Nel marzo del 2016 un'inchiesta del quotidiano The Guardian ha rivelato che in Italia tutte le fasce d'età dai 20 ai 44 anni hanno redditi sotto la media nazionale, mentre le uniche ad aver migliorato la loro condizione rispetto al 1986 sono le fasce dai 50 ai 79 anni. Inoltre, stando ai rilievi di The Guardian, in Italia gli under 35 sono con gli anni via via diventati in media più poveri dei pensionati under 80.

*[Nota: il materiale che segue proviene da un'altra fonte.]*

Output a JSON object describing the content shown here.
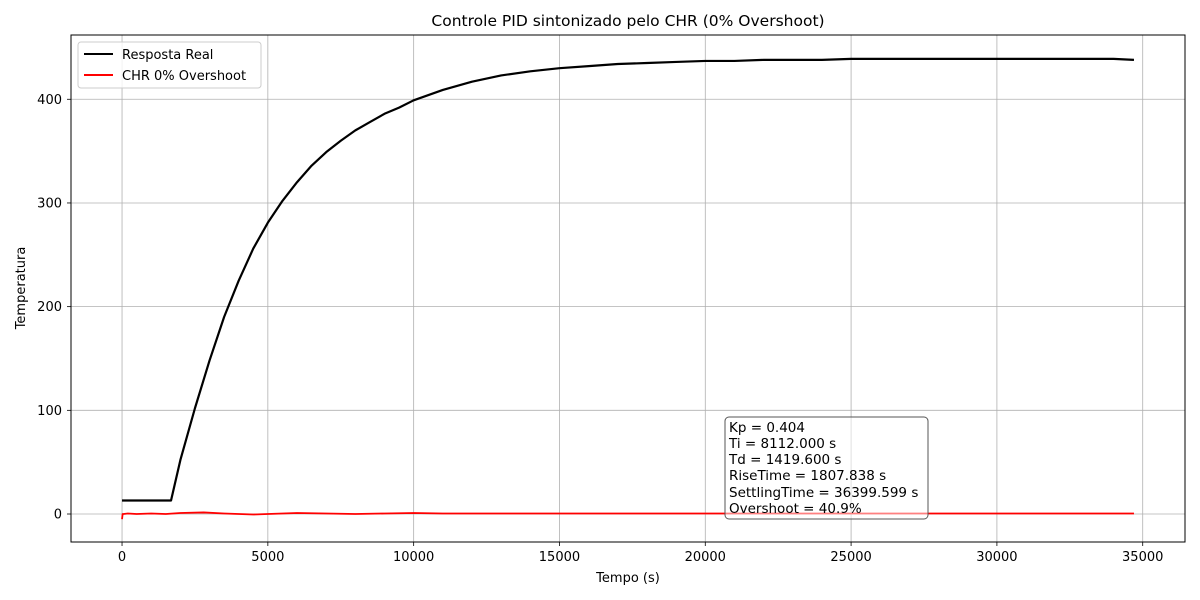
{
  "chart_data": {
    "type": "line",
    "title": "Controle PID sintonizado pelo CHR (0% Overshoot)",
    "xlabel": "Tempo (s)",
    "ylabel": "Temperatura",
    "xlim": [
      -1750,
      36450
    ],
    "ylim": [
      -27,
      462
    ],
    "xticks": [
      0,
      5000,
      10000,
      15000,
      20000,
      25000,
      30000,
      35000
    ],
    "xtick_labels": [
      "0",
      "5000",
      "10000",
      "15000",
      "20000",
      "25000",
      "30000",
      "35000"
    ],
    "yticks": [
      0,
      100,
      200,
      300,
      400
    ],
    "ytick_labels": [
      "0",
      "100",
      "200",
      "300",
      "400"
    ],
    "grid": true,
    "legend_position": "top-left",
    "series": [
      {
        "name": "Resposta Real",
        "color": "#000000",
        "x": [
          0,
          500,
          1000,
          1500,
          1680,
          2000,
          2500,
          3000,
          3500,
          4000,
          4500,
          5000,
          5500,
          6000,
          6500,
          7000,
          7500,
          8000,
          8500,
          9000,
          9500,
          10000,
          11000,
          12000,
          13000,
          14000,
          15000,
          16000,
          17000,
          18000,
          19000,
          20000,
          21000,
          22000,
          23000,
          24000,
          25000,
          26000,
          27000,
          28000,
          29000,
          30000,
          31000,
          32000,
          33000,
          34000,
          34700
        ],
        "y": [
          13,
          13,
          13,
          13,
          13,
          52,
          102,
          148,
          190,
          225,
          256,
          281,
          302,
          320,
          336,
          349,
          360,
          370,
          378,
          386,
          392,
          399,
          409,
          417,
          423,
          427,
          430,
          432,
          434,
          435,
          436,
          437,
          437,
          438,
          438,
          438,
          439,
          439,
          439,
          439,
          439,
          439,
          439,
          439,
          439,
          439,
          438
        ]
      },
      {
        "name": "CHR 0% Overshoot",
        "color": "#ff0000",
        "x": [
          0,
          20,
          50,
          200,
          500,
          1000,
          1500,
          2000,
          2800,
          3500,
          4500,
          5000,
          6000,
          7000,
          8000,
          9000,
          10000,
          11000,
          12000,
          14000,
          16000,
          18000,
          20000,
          22000,
          25000,
          28000,
          31000,
          34700
        ],
        "y": [
          -5,
          0,
          0,
          0.5,
          0,
          0.5,
          0,
          1,
          1.5,
          0.5,
          -0.5,
          0,
          1,
          0.5,
          0,
          0.5,
          1,
          0.5,
          0.5,
          0.5,
          0.5,
          0.5,
          0.5,
          0.5,
          0.5,
          0.5,
          0.5,
          0.5
        ]
      }
    ],
    "annotation_lines": [
      "Kp = 0.404",
      "Ti = 8112.000 s",
      "Td = 1419.600 s",
      "RiseTime = 1807.838 s",
      "SettlingTime = 36399.599 s",
      "Overshoot = 40.9%"
    ]
  }
}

Non solo: nell'aprile del 2016, il presidente dell'Inps Tito Boeri lanciò un allarme e dichiarò che i giovani della cosiddetta generazione 1980 i giovani della cosiddetta generazione 1980 – ovvero tutti i nati dal 1980 in poi – rischiano di andare in pensione solo dai 75 anni in su. Per quale motivo? Sempre a causa della precarietà lavorativa. Stando alla vigente riforma pensionistica entrata in vigore nel 2011 sotto il Governo Monti, l'eccessiva discontinuità contributiva unita ai bassi stipendi percepiti dai trentenni odierni costituisce una forte penalizzazione in sede di calcolo pensionistico, provocando quindi un sensibile allontanamento dell'età pensionabile.
Insomma, nonostante i giovani si dichiarino pronti a rinunciare a quelli che vengono definiti da molti diritti acquisiti e inalienabili pur di trovare o tenersi un lavoro, nonostante l'alta percentuale di giovani italiani occupati che ancora vive a casa con mamma e papà possa essere ampiamente spiegata facendo riferimento al precariato con cui devono scontrarsi e convivere ogni giorno per anni, nonostante percepiscano i redditi più bassi d'Europa di cui devono accontentarsi pur di avere un'occupazione e debbano con questi far fronte a un alto costo della vita che rende difficile essere indipendenti senza alcun aiuto, non è raro che i giovani vengano tuttora bollati come bamboccioni. Alla luce dei dati, però, una domanda sorge spontanea: ma bamboccioni a chi?